All of this just goes to show us, once again, that Mariano Rivera is very much the exception, not the rule. Very few relievers, if not nearly none of them – heck, perhaps zero of them – pitch brilliantly for very long, let alone into their forties… with the exception of Rivera. As such, among us stat-heads, he remains the only reliever-only pitcher we’re truly certain belongs in Cooperstown.
So along with a new owner and hopefully, at least if you’re a cognizant Dodgers fan, a new general manager, the Dodgers will also be needing a new closer. But if they do this the way they probably should, the right way, they won’t need the later for couple years. It seems a very good idea to cut the payroll and move some of their better players, sans Kershaw, to improve their debt position and replenish their farm system for a time when they can compete with some sustainability. During which, they won’t have much need for a closer.

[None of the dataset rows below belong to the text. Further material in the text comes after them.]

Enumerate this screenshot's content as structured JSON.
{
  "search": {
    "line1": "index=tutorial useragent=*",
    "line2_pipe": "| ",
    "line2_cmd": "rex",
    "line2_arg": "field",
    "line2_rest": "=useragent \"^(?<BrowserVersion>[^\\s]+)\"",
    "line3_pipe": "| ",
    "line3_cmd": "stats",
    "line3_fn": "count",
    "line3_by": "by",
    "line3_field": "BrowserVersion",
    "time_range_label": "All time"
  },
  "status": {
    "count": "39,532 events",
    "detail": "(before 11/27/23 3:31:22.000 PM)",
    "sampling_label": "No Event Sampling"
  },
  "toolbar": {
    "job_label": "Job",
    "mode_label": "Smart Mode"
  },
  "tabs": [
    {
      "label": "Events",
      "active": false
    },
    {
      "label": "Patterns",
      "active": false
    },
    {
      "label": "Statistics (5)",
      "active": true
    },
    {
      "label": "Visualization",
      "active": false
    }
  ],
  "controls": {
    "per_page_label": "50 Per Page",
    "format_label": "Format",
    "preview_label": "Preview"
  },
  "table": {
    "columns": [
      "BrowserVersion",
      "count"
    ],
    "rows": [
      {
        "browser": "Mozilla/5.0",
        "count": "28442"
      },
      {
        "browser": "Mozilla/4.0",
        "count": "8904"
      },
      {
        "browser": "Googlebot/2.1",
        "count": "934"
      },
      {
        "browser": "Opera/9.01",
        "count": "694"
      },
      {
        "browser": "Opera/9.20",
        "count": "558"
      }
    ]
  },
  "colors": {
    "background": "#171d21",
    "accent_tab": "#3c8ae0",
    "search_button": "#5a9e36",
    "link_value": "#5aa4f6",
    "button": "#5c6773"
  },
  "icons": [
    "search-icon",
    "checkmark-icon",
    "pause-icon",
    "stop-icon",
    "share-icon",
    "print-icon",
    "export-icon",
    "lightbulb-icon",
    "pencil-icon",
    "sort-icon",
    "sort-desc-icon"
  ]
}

The fans might grumble at first, and maybe not quite so many will keep showing up by the third and fourth inning, but they’ll be a lot happier and the franchise a lot healthier in the long run. In that sense, maybe they ought to just stick with Broxton for a while. After all, I am a Giants fan writing for a Giants blog, and I do rather enjoy watching Pat Burrell place Broxton offerings into baseball bleachers. Doubtful those folks south of me didn’t enjoy 2005-2008 and the parade of Eww the Giants sent to the mound for the ninth.
I’m also keenly aware the Dodgers won’t be in this state forever, if for very long. I intend to enjoy it while it lasts. So ya, Kemp’s walkoff home run today is sort of a buzzkill.